Claim. The sum of the first ${\displaystyle n}$ cubes is

${\displaystyle {\displaystyle \sum _{i=1}^{n}i^{3}\,=\,1^{3}+2^{3}+\cdots +n^{3}\,=\,{\frac {n^{2}(n+1)^{2}}{4}}.}}$

Notice that the formula is really similar to that for the first ${\displaystyle n}$ natural numbers.

Proof.
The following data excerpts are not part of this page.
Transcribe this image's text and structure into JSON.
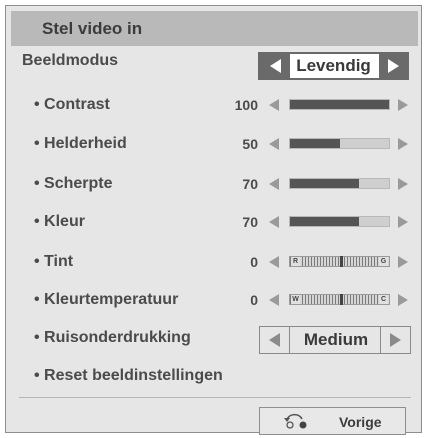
{
  "title": "Stel video in",
  "picture_mode": {
    "label": "Beeldmodus",
    "value": "Levendig"
  },
  "sliders": [
    {
      "label": "• Contrast",
      "value": "100",
      "level": 1.0
    },
    {
      "label": "• Helderheid",
      "value": "50",
      "level": 0.5
    },
    {
      "label": "• Scherpte",
      "value": "70",
      "level": 0.7
    },
    {
      "label": "• Kleur",
      "value": "70",
      "level": 0.7
    }
  ],
  "balance": [
    {
      "label": "• Tint",
      "value": "0",
      "left_tag": "R",
      "right_tag": "G"
    },
    {
      "label": "• Kleurtemperatuur",
      "value": "0",
      "left_tag": "W",
      "right_tag": "C"
    }
  ],
  "noise_reduction": {
    "label": "• Ruisonderdrukking",
    "value": "Medium"
  },
  "reset_label": "• Reset beeldinstellingen",
  "back_label": "Vorige"
}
Plugging in ${\displaystyle n=1,}$ we find that

${\displaystyle {\displaystyle {\frac {n^{2}(n+1)^{2}}{4}}\,=\,{\frac {1^{2}(1+1)^{2}}{4}}\,=\,1,}}$

completing our base step.

For the induction step, let's assume the claim is true for ${\displaystyle n-1,}$ so

${\displaystyle {\displaystyle \sum _{i=1}^{n-1}i^{3}\,=\,{\frac {(n-1)^{2}\left(\left(n-1\right)+1\right)^{2}}{4}}\,=\,{\frac {(n-1)^{2}n^{2}}{4}}.}}$

Now, we have

${\displaystyle {\begin{array}{rcl}{\displaystyle \sum _{i=1}^{n}i^{3}}&=&{\displaystyle \sum _{i=1}^{n-1}i^{3}+n^{3}}\\\\&=&{\displaystyle {\frac {(n-1)^{2}n^{2}}{4}}+n^{3}\qquad \qquad {\mbox{(by the induction assumption)}}}\\\\&=&{\displaystyle {\frac {n^{4}-2n^{3}+n^{2}}{4}}+{\frac {4n^{3}}{4}}}\\\\&=&{\displaystyle {\frac {n^{4}+2n^{3}+n^{2}}{4}}}\\\\&=&{\displaystyle {\frac {n^{2}(n^{2}+2n+1)}{4}}}\\\\&=&{\displaystyle {\frac {n^{2}(n+1)^{2}}{4}}},\end{array}}}$

as required.

${\displaystyle \square }$

Aside from being good examples of proof by simple or weak induction, these formulas are useful to find an integral as a limit of a Riemann sum.